Making your own dog food has the advantage of giving you complete control over what your dog eats. This makes home-cooked food a great option for dogs with food sensitivities or health concerns. Having said that, the two most important issues to consider with a home-cooked diet is food safety and nutritional integrity.
Focusing on nutritional integrity, a study published in the Journal of Nutritional Science, 25 September 2014, titled “Evaluation of the owner’s perception in the use of homemade diets for the nutritional management of dog” found that most homemade diets lack essential nutrients. There are two reasons for this:
A home-cooked diet requires an understanding of your pet’s nutritional requirements, the composition of food substances, the formulation process and much more. For instance, a puppy requires a higher amount of energy, protein, calcium, and phosphorus for growth compared to a senior dog. Many times humans may not fully understand these nutritional needs when providing a homemade diet.
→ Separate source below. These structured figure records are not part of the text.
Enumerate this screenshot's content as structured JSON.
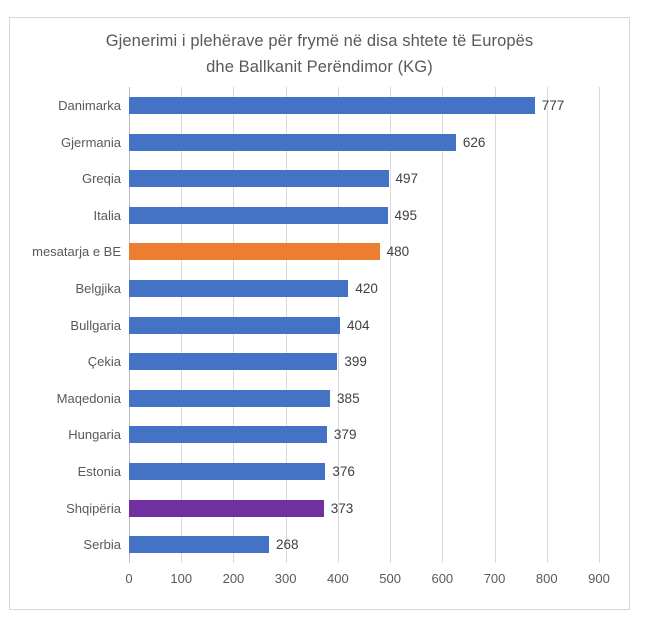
{
  "chart": {
    "title_lines": [
      "Gjenerimi i plehërave për frymë në disa shtete të Europës",
      "dhe Ballkanit Perëndimor (KG)"
    ]
  },
  "chart_data": {
    "type": "bar",
    "orientation": "horizontal",
    "title": "Gjenerimi i plehërave për frymë në disa shtete të Europës dhe Ballkanit Perëndimor (KG)",
    "categories": [
      "Danimarka",
      "Gjermania",
      "Greqia",
      "Italia",
      "mesatarja e BE",
      "Belgjika",
      "Bullgaria",
      "Çekia",
      "Maqedonia",
      "Hungaria",
      "Estonia",
      "Shqipëria",
      "Serbia"
    ],
    "values": [
      777,
      626,
      497,
      495,
      480,
      420,
      404,
      399,
      385,
      379,
      376,
      373,
      268
    ],
    "bar_colors": [
      "#4472C4",
      "#4472C4",
      "#4472C4",
      "#4472C4",
      "#ED7D31",
      "#4472C4",
      "#4472C4",
      "#4472C4",
      "#4472C4",
      "#4472C4",
      "#4472C4",
      "#7030A0",
      "#4472C4"
    ],
    "data_labels": true,
    "xlabel": "",
    "ylabel": "",
    "xlim": [
      0,
      900
    ],
    "xticks": [
      0,
      100,
      200,
      300,
      400,
      500,
      600,
      700,
      800,
      900
    ],
    "grid": "vertical",
    "legend": "none",
    "colors": {
      "default_bar": "#4472C4",
      "eu_average_bar": "#ED7D31",
      "albania_bar": "#7030A0",
      "gridline": "#D9D9D9",
      "axis_line": "#BFBFBF",
      "text": "#595959",
      "value_text": "#404040",
      "frame_border": "#D7D7D7"
    }
  }
}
Even diets based on wholesome, fresh ingredients can still come up low in various vitamins and minerals.
2. The nutritional adequacy of home-cooked diets also depends on the owner’s ability to strictly follow a recommended nutrition plan/recipe. Lack of adequately controlling the ingredient proportions and alterations in the ingredients used may change the nutritional composition of the diet, exposing the animals to nutritional imbalances.
Commercial pet food
Commercial dog food brands (and their ingredients) are regulated by various administrative bodies. The food must meet nutritional guidelines and if the food doesn’t meet the guidelines, then the food is to be used as a supplement. As such, store-bought food offers optimal nutrition, palatability, and digestibility for your pet. Many pet owners use these dog foods because they are simple, relativity inexpensive, less time consuming and convenient in the long term.
So what’s the conclusion?
Opting for a solely homemade diet may not be the best choice for your dog’s nutritional needs. Whilst the common thought may be that homemade food is fresh and “less processed”, it may not always constitute complete food for dogs. But that does not mean that homemade food is not good for your pet. As with everything, a fine balance is needed. If you are considering opting for a homemade diet then seek advice from a pet nutritionist and follow the diet plan and recipe exactly. Remember, feeding homemade food to your dog requires considerable time and planning.